Bununla beraber verme anında, verirken zorlanmazlar, bunu seve seve
yaparlar. Kendi ihtiyacı olmuş olsa bile karşıyı tercih ederler. Verdiklerinde
gözleri de olmaz. Yani verdiklerinin peşine de düşmezler. Bir görevi ifa
etmenin şuuruyla mutlu bir şekilde kalp huzuruyla iyilikte bulundukları kişinin
ancak sırtını sıvazlarlar. Bilirler ki, kendilerinden olanı değil, kendilerinde
emanet olanı vermektedirler. Verirken “Mümin kardeşim! Bende bir emanetin var,
lütfen şu emanetini alıver” derler.
Karşılığında
da bir teşekkür ve bir karşılık beklemeden arkalarına bakmazlar. Kısacası
alırken de verirken de bunlar muhatabı ezmezler. Bir şey yapmış pozisyonuna
bürünmeden, tevazulu bir şekilde boyunlarını bükerler. Sanki hiçbir lütufta
bulunmamış gibi çekip giderler. Bu
onların aslı görevleriymiş gibi telakki ederler. “Ben bunu zaten yapacaktım,
yapmalıydım, estağfurullah ne yaptım ki” derler. Onların sadece bir mücadelesi
vardır. Oda yenilmesi çok güç olan nefis düşmanına yenik düşüp te kendi iç
hesabını kaybetmektir. Nefsini yenen en
büyük pehlivandır. Bunu en iyi bilenler onlardır.
Kısacası
Allah’ın has kulları, iyi insanların birçok özellikler vardır. Ancak burada
vurgulanmak istenen bu gün en çok ihtiyacımız olan dört önemli düsturdur. Oda;
1- Öteki adına düşünebilme,
2- ötekinin varlığını kendi varlığı
kadar kutsal bilme.
3- Dindaşı olanı kollayıp, kol kanat gerebilme.

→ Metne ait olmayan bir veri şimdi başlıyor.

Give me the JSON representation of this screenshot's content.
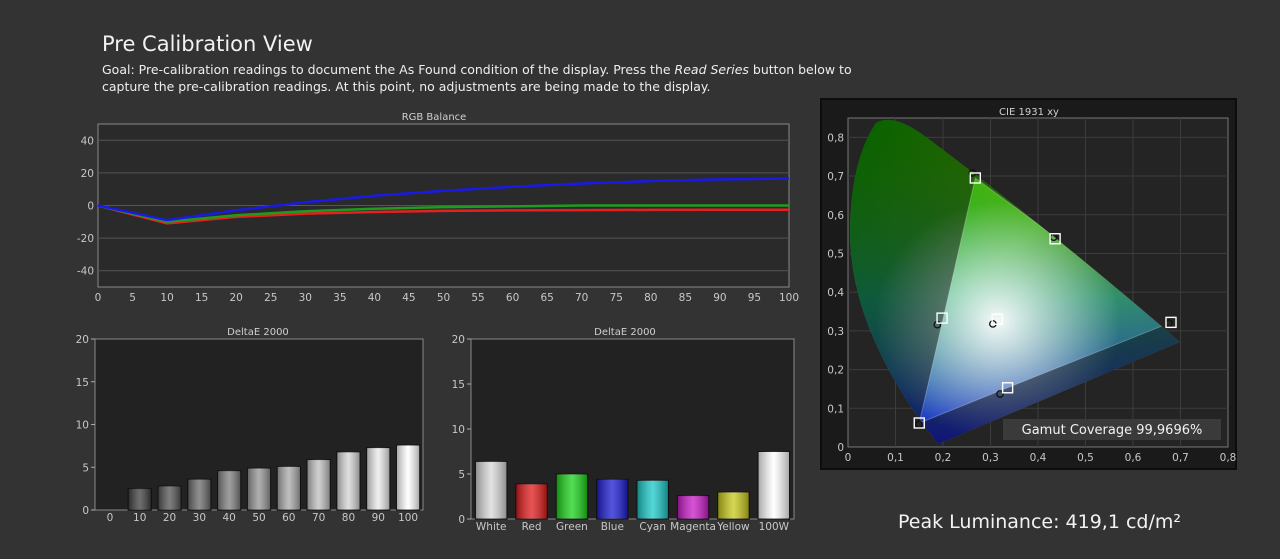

4- Bütün bunları yaparken de kendinde
olup kendi varlığını silebilme.
Bu hasletlere ne kadar muhtaç
olduğumuzu çevremize baktığımızda hemen anlarız. Bütün dünyanın nimetlerini
dünyanın % 10 yemektedir. Afrika ne den
bu kadar açlığa mahkûmdur, bir soru beyinleri kemirmektedir. Sömürü düzenlerini
kuranlar kurdu da iyi iyi insanlar, güzel atlara binip gittiler mi? Basri BEKTAŞ
Tosya
Müftüsü
Yorumlar kapalı.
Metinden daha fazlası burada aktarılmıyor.